JavaScript scenario (advanced)
Define a sequence of actions to execute before extraction. Provide a JSON array of actions:
| Action | Description |
|---|---|
wait | Wait for a fixed duration (ms) |
execute | Run arbitrary JavaScript in the page context |
click | Click an element matching a selector |
scroll | Scroll to a specific position or element |
fill | Fill a form field |
Example — click a "Show more" button repeatedly until it disappears, then wait 5 seconds:
[
{
"execute": {
"script": "const clickUntilGone = setInterval(() => { const btn = document.querySelector('button[data-cy=\"more\"]'); if (btn) { btn.click(); } else { clearInterval(clickUntilGone); } }, 500);",
"timeout": 20000
}
},
{
"wait": 5000
}
]
Refer to the Scrapfly documentation for the complete action reference.
Read-only after creation
JavaScript rendering settings are captured at the time the document is scraped. To change them, re-add the document with the new configuration.
Keeping URL content fresh
Web pages change. Refresh is how you keep Louis's knowledge in sync with the source.
One document — Synchronize
Open a URL document in the Knowledge Hub and click Synchronize in the detail drawer. Louis re-fetches the source page and re-indexes the content.

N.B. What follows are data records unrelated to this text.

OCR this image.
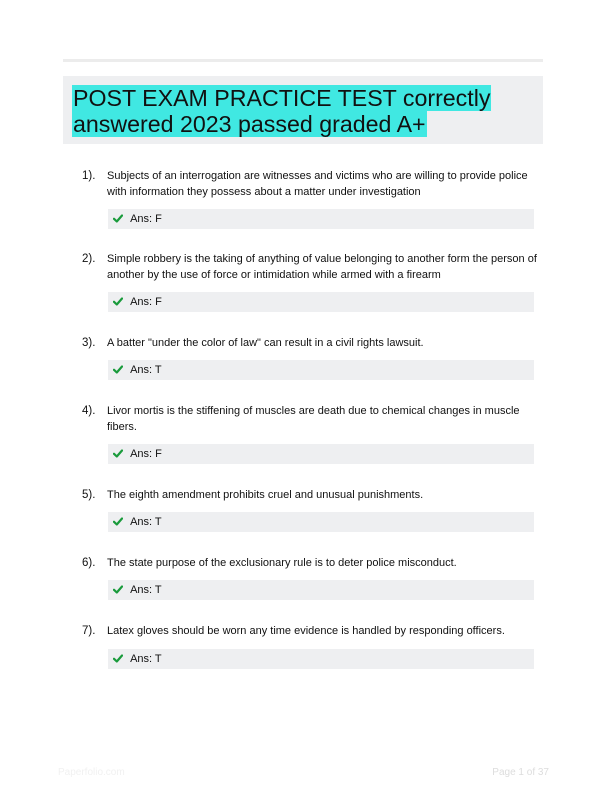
POST EXAM PRACTICE TEST correctly answered 2023 passed graded A+
1). Subjects of an interrogation are witnesses and victims who are willing to provide police with information they possess about a matter under investigation
Ans: F
2). Simple robbery is the taking of anything of value belonging to another form the person of another by the use of force or intimidation while armed with a firearm
Ans: F
3). A batter "under the color of law" can result in a civil rights lawsuit.
Ans: T
4). Livor mortis is the stiffening of muscles are death due to chemical changes in muscle fibers.
Ans: F
5). The eighth amendment prohibits cruel and unusual punishments.
Ans: T
6). The state purpose of the exclusionary rule is to deter police misconduct.
Ans: T
7). Latex gloves should be worn any time evidence is handled by responding officers.
Ans: T
Paperfolio.com	Page 1 of 37
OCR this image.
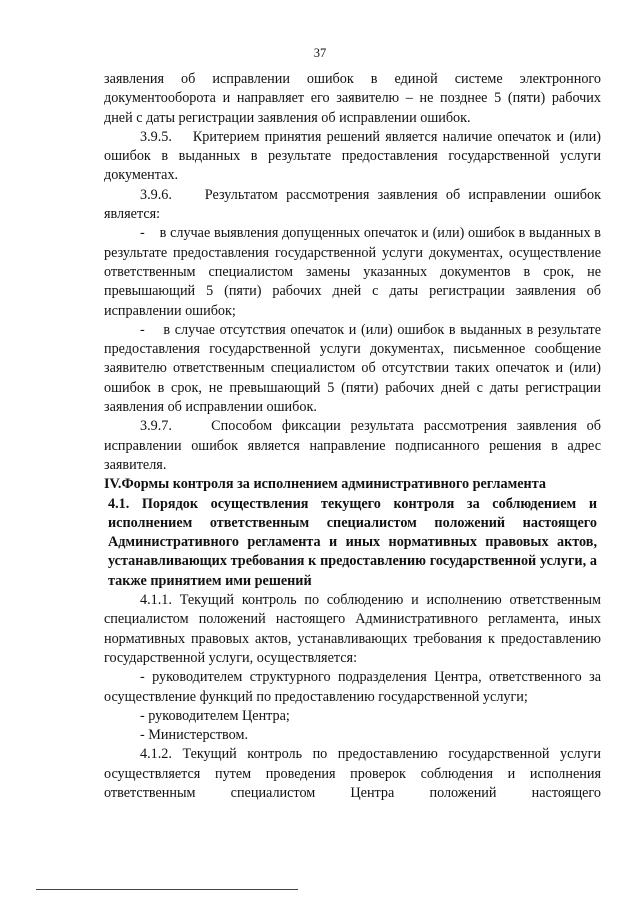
37

заявления об исправлении ошибок в единой системе электронного документооборота и направляет его заявителю – не позднее 5 (пяти) рабочих дней с даты регистрации заявления об исправлении ошибок.

3.9.5.    Критерием принятия решений является наличие опечаток и (или) ошибок в выданных в результате предоставления государственной услуги документах.

3.9.6.    Результатом рассмотрения заявления об исправлении ошибок является:

-    в случае выявления допущенных опечаток и (или) ошибок в выданных в результате предоставления государственной услуги документах, осуществление ответственным специалистом замены указанных документов в срок, не превышающий 5 (пяти) рабочих дней с даты регистрации заявления об исправлении ошибок;

-    в случае отсутствия опечаток и (или) ошибок в выданных в результате предоставления государственной услуги документах, письменное сообщение заявителю ответственным специалистом об отсутствии таких опечаток и (или) ошибок в срок, не превышающий 5 (пяти) рабочих дней с даты регистрации заявления об исправлении ошибок.

3.9.7.    Способом фиксации результата рассмотрения заявления об исправлении ошибок является направление подписанного решения в адрес заявителя.

IV.Формы контроля за исполнением административного регламента

4.1. Порядок осуществления текущего контроля за соблюдением и исполнением ответственным специалистом положений настоящего Административного регламента и иных нормативных правовых актов, устанавливающих требования к предоставлению государственной услуги, а также принятием ими решений

4.1.1. Текущий контроль по соблюдению и исполнению ответственным специалистом положений настоящего Административного регламента, иных нормативных правовых актов, устанавливающих требования к предоставлению государственной услуги, осуществляется:

- руководителем структурного подразделения Центра, ответственного за осуществление функций по предоставлению государственной услуги;

- руководителем Центра;

- Министерством.

4.1.2. Текущий контроль по предоставлению государственной услуги осуществляется путем проведения проверок соблюдения и исполнения ответственным специалистом Центра положений настоящего
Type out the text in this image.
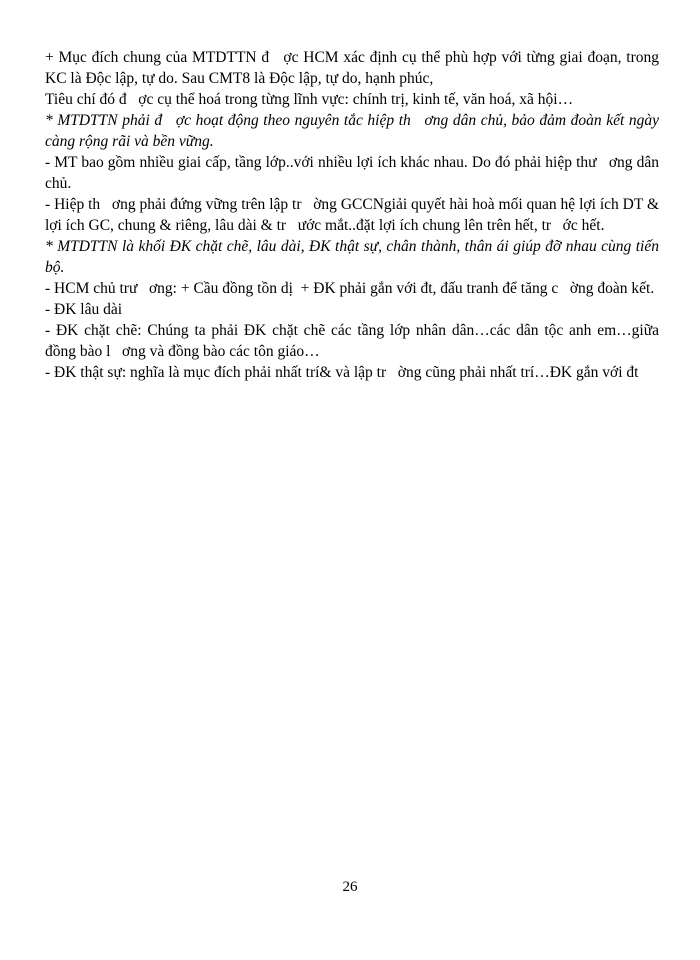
+ Mục đích chung của MTDTTN đ   ợc HCM xác định cụ thể phù hợp với từng giai đoạn, trong KC là Độc lập, tự do. Sau CMT8 là Độc lập, tự do, hạnh phúc,

Tiêu chí đó đ   ợc cụ thể hoá trong từng lĩnh vực: chính trị, kinh tế, văn hoá, xã hội…

* MTDTTN phải đ   ợc hoạt động theo nguyên tắc hiệp th   ơng dân chủ, bảo đảm đoàn kết ngày càng rộng rãi và bền vững.

- MT bao gồm nhiều giai cấp, tầng lớp..với nhiều lợi ích khác nhau. Do đó phải hiệp thư   ơng dân chủ.

- Hiệp th   ơng phải đứng vững trên lập tr   ờng GCCNgiải quyết hài hoà mối quan hệ lợi ích DT & lợi ích GC, chung & riêng, lâu dài & tr   ước mắt..đặt lợi ích chung lên trên hết, tr   ớc hết.

* MTDTTN là khối ĐK chặt chẽ, lâu dài, ĐK thật sự, chân thành, thân ái giúp đỡ nhau cùng tiến bộ.

- HCM chủ trư   ơng: + Cầu đồng tồn dị  + ĐK phải gắn với đt, đấu tranh để tăng c   ờng đoàn kết.

- ĐK lâu dài

- ĐK chặt chẽ: Chúng ta phải ĐK chặt chẽ các tầng lớp nhân dân…các dân tộc anh em…giữa đồng bào l   ơng và đồng bào các tôn giáo…

- ĐK thật sự: nghĩa là mục đích phải nhất trí& và lập tr   ờng cũng phải nhất trí…ĐK gắn với đt

26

Use this when you just published a change to one specific page and want it reflected immediately.
Many documents — bulk Synchronize
Select multiple URL documents in the Knowledge Hub, then click Synchronize in the floating action bar. Up to 30 documents are re-fetched at once.
See Bulk operations for the full bulk workflow.
All URLs — Refresh All Webpages

Refresh All Webpages (in Advanced settings) manually refreshes every URL-based document in the Knowledge Hub in one click. Use it after a major site-wide change.
Automatic — Refresh Rate

Set an automatic synchronization schedule for URL-based documents in Advanced > Knowledge Base > Refresh Rate. Options:
- Daily — Louis refreshes every URL once a day.
- Weekly — Louis refreshes every URL once a week.
- No Scheduled Refresh — manual only.
Pick a rhythm that matches your content
If your site updates frequently (daily news, prices that change often), pick Daily. For mostly-stable content (help center, policies), Weekly is enough. Excessive refreshing creates unnecessary load and can trigger rate limits on your source.
Selector configurations persist across refreshes
Your CSS selector exclusions stay active across refreshes. Whether you manually sync or rely on automatic updates, your cleaning rules are reapplied — no need to redo them after a refresh.